Lysogene announced that the U.S. FDA has granted Fast Track Designation to its LYS-SAF302 program for the treatment of mucopolysaccharidosis Type IIIA (MPS IIIA). LYS-SAF302, a second-generation gene therapy, is designed to deliver a functional copy of the SGSH (N-sulfoglucosamine sulfohydrolase) gene to the brain through a one-time direct-to-CNS administration.
The Fast Track program facilitates the development and accelerates the review of new drugs for serious conditions, which have the potential to address unmet medical needs. A product that receives Fast Track designation is eligible for more frequent interactions with FDA, potential eligibility for accelerated approval, priority review, and rolling Biologics License Application (BLA) review.

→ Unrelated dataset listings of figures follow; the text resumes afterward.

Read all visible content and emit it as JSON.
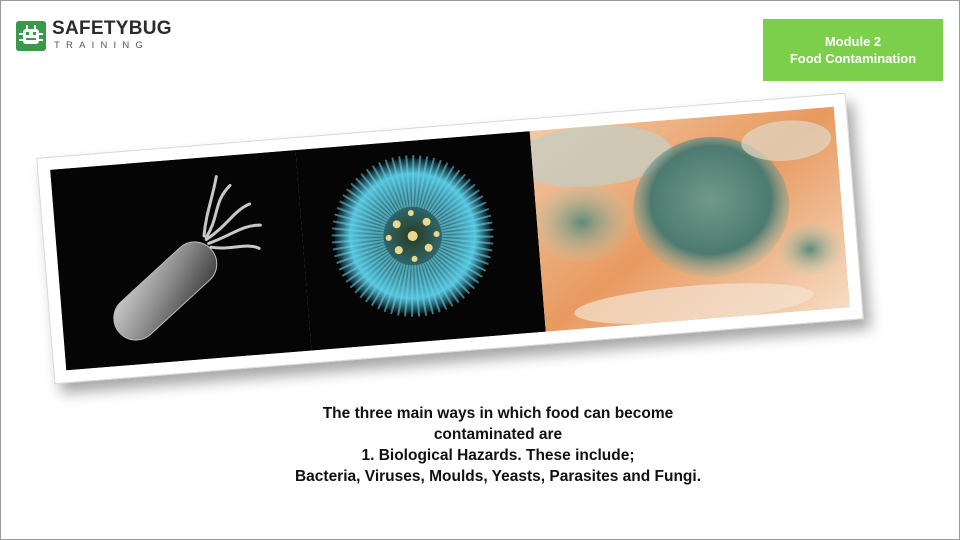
{
  "logo": {
    "brand": "SAFETYBUG",
    "sub": "TRAINING"
  },
  "module_badge": {
    "line1": "Module 2",
    "line2": "Food Contamination",
    "color": "#7ccf4a"
  },
  "images": {
    "panel1": "bacterium-image",
    "panel2": "virus-image",
    "panel3": "mould-image"
  },
  "caption": {
    "line1": "The three main ways in which food can  become",
    "line2": "contaminated are",
    "line3": "1. Biological Hazards. These include;",
    "line4": "Bacteria, Viruses, Moulds, Yeasts, Parasites and Fungi."
  }
}
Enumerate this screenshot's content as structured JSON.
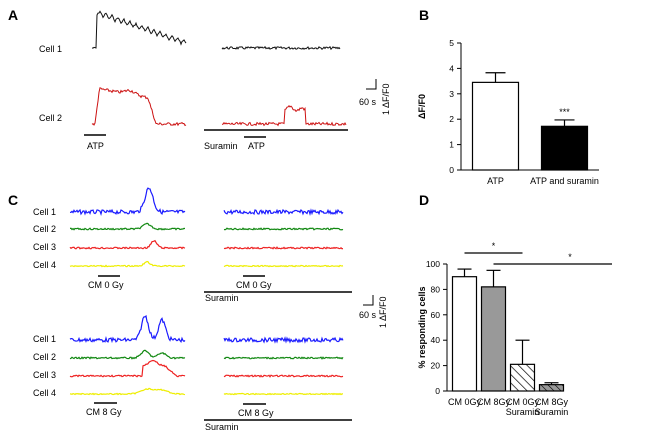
{
  "panels": {
    "A": {
      "letter": "A",
      "cells": [
        "Cell 1",
        "Cell 2"
      ],
      "stim_labels": [
        "ATP",
        "ATP"
      ],
      "suramin_label": "Suramin",
      "scalebar": {
        "time": "60 s",
        "amp": "1 ΔF/F0"
      },
      "trace_colors": [
        "#111111",
        "#cc1111"
      ]
    },
    "C": {
      "letter": "C",
      "cells": [
        "Cell 1",
        "Cell 2",
        "Cell 3",
        "Cell 4"
      ],
      "cells_bottom": [
        "Cell 1",
        "Cell 2",
        "Cell 3",
        "Cell 4"
      ],
      "stim_top": [
        "CM 0 Gy",
        "CM 0 Gy"
      ],
      "stim_bottom": [
        "CM 8 Gy",
        "CM 8 Gy"
      ],
      "suramin_label": "Suramin",
      "scalebar": {
        "time": "60 s",
        "amp": "1 ΔF/F0"
      },
      "trace_colors": [
        "#1a1aff",
        "#118811",
        "#ee2222",
        "#eeee00"
      ]
    }
  },
  "chart_data": [
    {
      "panel": "B",
      "type": "bar",
      "title": "",
      "xlabel": "",
      "ylabel": "ΔF/F0",
      "categories": [
        "ATP",
        "ATP and suramin"
      ],
      "values": [
        3.45,
        1.72
      ],
      "errors": [
        0.38,
        0.25
      ],
      "fills": [
        "#ffffff",
        "#000000"
      ],
      "ylim": [
        0,
        5
      ],
      "yticks": [
        "0",
        "1",
        "2",
        "3",
        "4",
        "5"
      ],
      "annotations": [
        "***"
      ]
    },
    {
      "panel": "D",
      "type": "bar",
      "title": "",
      "xlabel": "",
      "ylabel": "% responding cells",
      "categories": [
        [
          "CM 0Gy"
        ],
        [
          "CM 8Gy"
        ],
        [
          "CM 0Gy",
          "Suramin"
        ],
        [
          "CM 8Gy",
          "Suramin"
        ]
      ],
      "values": [
        90,
        82,
        21,
        5
      ],
      "errors": [
        6,
        13,
        19,
        1.5
      ],
      "fills": [
        "#ffffff",
        "#999999",
        "hatch",
        "hatch-gray"
      ],
      "ylim": [
        0,
        100
      ],
      "yticks": [
        "0",
        "20",
        "40",
        "60",
        "80",
        "100"
      ],
      "significance": [
        {
          "from": 0,
          "to": 2,
          "label": "*"
        },
        {
          "from": 1,
          "to": 3,
          "label": "*"
        }
      ]
    }
  ]
}
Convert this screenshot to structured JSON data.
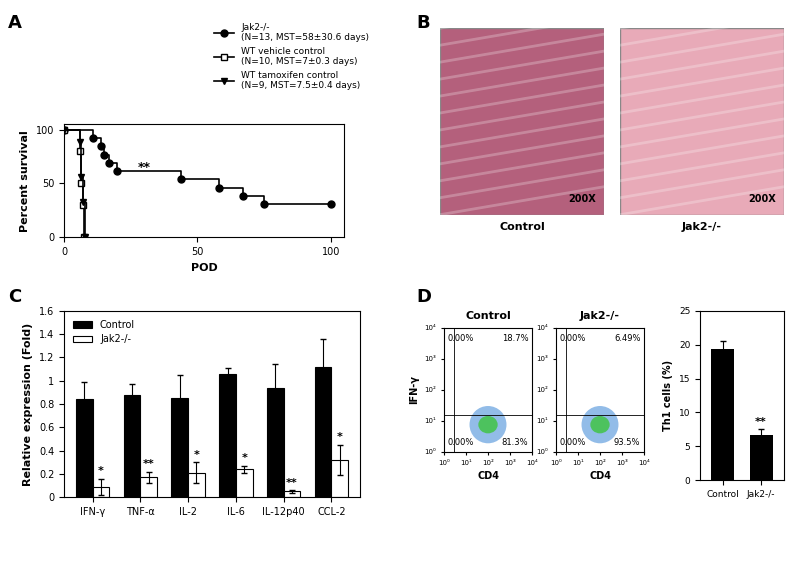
{
  "chart_data": [
    {
      "type": "step",
      "panel": "A",
      "x_label": "POD",
      "y_label": "Percent survival",
      "xlim": [
        0,
        105
      ],
      "ylim": [
        0,
        105
      ],
      "xticks": [
        0,
        50,
        100
      ],
      "yticks": [
        0,
        50,
        100
      ],
      "legend": "upper right",
      "series": [
        {
          "name": "Jak2-/-\n(N=13, MST=58±30.6 days)",
          "color": "#000000",
          "marker": "circle",
          "x": [
            0,
            11,
            14,
            15,
            17,
            20,
            44,
            58,
            67,
            75,
            100
          ],
          "values": [
            100,
            92.3,
            84.6,
            76.9,
            69.2,
            61.5,
            53.8,
            46.2,
            38.5,
            30.8,
            30.8
          ]
        },
        {
          "name": "WT vehicle control\n(N=10, MST=7±0.3 days)",
          "color": "#000000",
          "marker": "open_square",
          "x": [
            0,
            6,
            6.5,
            7,
            7.5
          ],
          "values": [
            100,
            80,
            50,
            30,
            0
          ]
        },
        {
          "name": "WT tamoxifen control\n(N=9, MST=7.5±0.4 days)",
          "color": "#000000",
          "marker": "triangle_down",
          "x": [
            0,
            6,
            6.5,
            7,
            8
          ],
          "values": [
            100,
            89,
            56,
            33,
            0
          ]
        }
      ],
      "annotations": [
        {
          "text": "**",
          "x": 30,
          "y": 62
        }
      ]
    },
    {
      "type": "image",
      "panel": "B",
      "images": [
        {
          "label": "Control",
          "magnification": "200X",
          "color": "#b4607c"
        },
        {
          "label": "Jak2-/-",
          "magnification": "200X",
          "color": "#e8aab8"
        }
      ]
    },
    {
      "type": "bar",
      "panel": "C",
      "y_label": "Relative expression (Fold)",
      "categories": [
        "IFN-γ",
        "TNF-α",
        "IL-2",
        "IL-6",
        "IL-12p40",
        "CCL-2"
      ],
      "ylim": [
        0,
        1.6
      ],
      "yticks": [
        0,
        0.2,
        0.4,
        0.6,
        0.8,
        1,
        1.2,
        1.4,
        1.6
      ],
      "legend": "upper left",
      "series": [
        {
          "name": "Control",
          "color": "#000000",
          "values": [
            0.84,
            0.88,
            0.85,
            1.06,
            0.94,
            1.12
          ],
          "errors": [
            0.15,
            0.09,
            0.2,
            0.05,
            0.2,
            0.24
          ]
        },
        {
          "name": "Jak2-/-",
          "color": "#ffffff",
          "values": [
            0.09,
            0.17,
            0.21,
            0.24,
            0.05,
            0.32
          ],
          "errors": [
            0.07,
            0.05,
            0.09,
            0.03,
            0.01,
            0.13
          ],
          "significance": [
            "*",
            "**",
            "*",
            "*",
            "**",
            "*"
          ]
        }
      ]
    },
    {
      "type": "flow",
      "panel": "D",
      "title": "Control",
      "x_label": "CD4",
      "y_label": "IFN-γ",
      "log": true,
      "xlim": [
        1,
        10000
      ],
      "ylim": [
        1,
        10000
      ],
      "xticks": [
        {
          "value": 1,
          "label": "10⁰"
        },
        {
          "value": 10,
          "label": "10¹"
        },
        {
          "value": 100,
          "label": "10²"
        },
        {
          "value": 1000,
          "label": "10³"
        },
        {
          "value": 10000,
          "label": "10⁴"
        }
      ],
      "yticks": [
        {
          "value": 1,
          "label": "10⁰"
        },
        {
          "value": 10,
          "label": "10¹"
        },
        {
          "value": 100,
          "label": "10²"
        },
        {
          "value": 1000,
          "label": "10³"
        },
        {
          "value": 10000,
          "label": "10⁴"
        }
      ],
      "gate": {
        "x": 3,
        "y": 16
      },
      "quadrants": {
        "values": [
          0.0,
          18.7,
          0.0,
          81.3
        ],
        "value_labels": [
          "0.00%",
          "18.7%",
          "0.00%",
          "81.3%"
        ]
      }
    },
    {
      "type": "flow",
      "title": "Jak2-/-",
      "x_label": "CD4",
      "log": true,
      "xlim": [
        1,
        10000
      ],
      "ylim": [
        1,
        10000
      ],
      "xticks": [
        {
          "value": 1,
          "label": "10⁰"
        },
        {
          "value": 10,
          "label": "10¹"
        },
        {
          "value": 100,
          "label": "10²"
        },
        {
          "value": 1000,
          "label": "10³"
        },
        {
          "value": 10000,
          "label": "10⁴"
        }
      ],
      "yticks": [
        {
          "value": 1,
          "label": "10⁰"
        },
        {
          "value": 10,
          "label": "10¹"
        },
        {
          "value": 100,
          "label": "10²"
        },
        {
          "value": 1000,
          "label": "10³"
        },
        {
          "value": 10000,
          "label": "10⁴"
        }
      ],
      "gate": {
        "x": 3,
        "y": 16
      },
      "quadrants": {
        "values": [
          0.0,
          6.49,
          0.0,
          93.5
        ],
        "value_labels": [
          "0.00%",
          "6.49%",
          "0.00%",
          "93.5%"
        ]
      }
    },
    {
      "type": "bar",
      "y_label": "Th1 cells (%)",
      "categories": [
        "Control",
        "Jak2-/-"
      ],
      "values": [
        19.3,
        6.7
      ],
      "errors": [
        1.2,
        0.9
      ],
      "color": "#000000",
      "significance": [
        null,
        "**"
      ],
      "ylim": [
        0,
        25
      ],
      "yticks": [
        0,
        5,
        10,
        15,
        20,
        25
      ]
    }
  ]
}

An international phase 2/3 trial, AAVance, is currently underway. The open-label, single-arm, multicenter study of LYSSAF302 for the treatment of MPS IIIA is designed to include 20 patients with the severe classical form of MPS IIIA. Currently, a total of 17 patients have been treated out of the total of 20. The primary objective is to assess the drug efficacy in improving the neurodevelopmental status of patients after 24 months, compared to the expected evolution based on natural history data. Safety, tolerability, effect on behavior, sleep and quality of life will also be collected as secondary endpoints
LYS-SAF302 has previously received Orphan Drug Designations for the treatment of MPS IIIA in the European Union in 2014 and in the US in 2015, as well as Rare Pediatric Disease Designation in the US.

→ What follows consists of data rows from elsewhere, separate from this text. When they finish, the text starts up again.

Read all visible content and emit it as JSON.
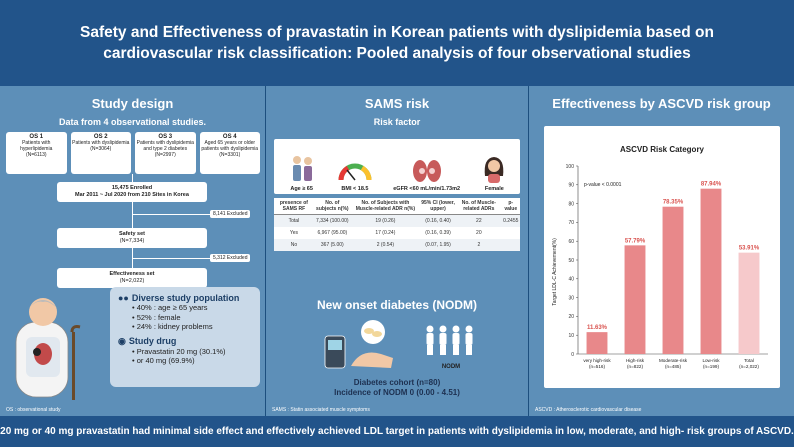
{
  "title": "Safety and Effectiveness of pravastatin in Korean patients with dyslipidemia based on cardiovascular risk classification: Pooled analysis of four observational studies",
  "footer": "20 mg or 40 mg pravastatin had minimal side effect and effectively achieved LDL target in patients with dyslipidemia in low, moderate, and high- risk groups of ASCVD.",
  "study_design": {
    "title": "Study design",
    "subtitle": "Data from 4 observational studies.",
    "os": [
      {
        "name": "OS 1",
        "desc": "Patients with hyperlipidemia",
        "n": "(N=6113)"
      },
      {
        "name": "OS 2",
        "desc": "Patients with dyslipidemia",
        "n": "(N=3064)"
      },
      {
        "name": "OS 3",
        "desc": "Patients with dyslipidemia and type 2 diabetes",
        "n": "(N=2997)"
      },
      {
        "name": "OS 4",
        "desc": "Aged 65 years or older patients with dyslipidemia",
        "n": "(N=3301)"
      }
    ],
    "enrolled_line1": "15,475 Enrolled",
    "enrolled_line2": "Mar 2011 ~ Jul 2020 from 210 Sites in Korea",
    "excluded1": "8,141 Excluded",
    "safety_label": "Safety set",
    "safety_n": "(N=7,334)",
    "excluded2": "5,312 Excluded",
    "eff_label": "Effectiveness set",
    "eff_n": "(N=2,022)",
    "pop_title": "Diverse study population",
    "pop_items": [
      "40% : age ≥ 65 years",
      "52% : female",
      "24% : kidney problems"
    ],
    "drug_title": "Study drug",
    "drug_items": [
      "Pravastatin 20 mg (30.1%)",
      "or 40 mg (69.9%)"
    ],
    "note": "OS : observational study"
  },
  "sams": {
    "title": "SAMS risk",
    "subtitle": "Risk factor",
    "factors": [
      "Age ≥ 65",
      "BMI < 18.5",
      "eGFR <60 mL/min/1.73m2",
      "Female"
    ],
    "table_headers": [
      "presence of SAMS RF",
      "No. of subjects n(%)",
      "No. of Subjects with Muscle-related ADR n(%)",
      "95% CI (lower, upper)",
      "No. of Muscle-related ADRs",
      "p-value"
    ],
    "table_rows": [
      [
        "Total",
        "7,334 (100.00)",
        "19 (0.26)",
        "(0.16, 0.40)",
        "22",
        "0.2455"
      ],
      [
        "Yes",
        "6,967 (95.00)",
        "17 (0.24)",
        "(0.16, 0.39)",
        "20",
        ""
      ],
      [
        "No",
        "367 (5.00)",
        "2 (0.54)",
        "(0.07, 1.95)",
        "2",
        ""
      ]
    ],
    "nodm_title": "New onset diabetes (NODM)",
    "nodm_label": "NODM",
    "cohort": "Diabetes cohort (n=80)",
    "incidence": "Incidence of NODM 0 (0.00 - 4.51)",
    "note": "SAMS : Statin associated muscle symptoms"
  },
  "effectiveness": {
    "title": "Effectiveness by ASCVD risk group",
    "note": "ASCVD : Atherosclerotic cardiovascular disease"
  },
  "chart_data": {
    "type": "bar",
    "title": "ASCVD Risk Category",
    "ylabel": "Target LDL-C Achievement(%)",
    "annotation": "p-value < 0.0001",
    "ylim": [
      0,
      100
    ],
    "yticks": [
      0,
      10,
      20,
      30,
      40,
      50,
      60,
      70,
      80,
      90,
      100
    ],
    "categories": [
      {
        "name": "very high-risk",
        "n": "(n=516)"
      },
      {
        "name": "High-risk",
        "n": "(n=822)"
      },
      {
        "name": "Moderate-risk",
        "n": "(n=485)"
      },
      {
        "name": "Low-risk",
        "n": "(n=199)"
      },
      {
        "name": "Total",
        "n": "(n=2,022)"
      }
    ],
    "values": [
      11.63,
      57.79,
      78.35,
      87.94,
      53.91
    ],
    "labels": [
      "11.63%",
      "57.79%",
      "78.35%",
      "87.94%",
      "53.91%"
    ],
    "colors": [
      "#e8888a",
      "#e8888a",
      "#e8888a",
      "#e8888a",
      "#f6c9cb"
    ],
    "label_color": "#d9534f"
  }
}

LYS-SAF302 is an AAV-mediated gene therapy, the goal of which is to replace the faulty SGSH gene with a healthy copy of the gene. LYS-SAF302 employs the AAVrh10 virus, chosen for its ability to target the central nervous system.
About MPS IIIA
MPS IIIA is a rare inherited neurodegenerative lysosomal storage disorder affecting approximately 1 in 100,000 newborns. Inherited in an autosomal recessive pattern, it is characterized by intractable behavioral problems and developmental regression resulting in early death. It is caused by mutations in the SGSH gene, which encodes an enzyme called Heparan-N-sulfamidase necessary for heparan sulfate (HS) recycling in cells. The disrupted lysosomal degradation and resulting storage of HS and glycolipids such as gangliosides leads to severe neurodegeneration. There are currently no treatment options for patients.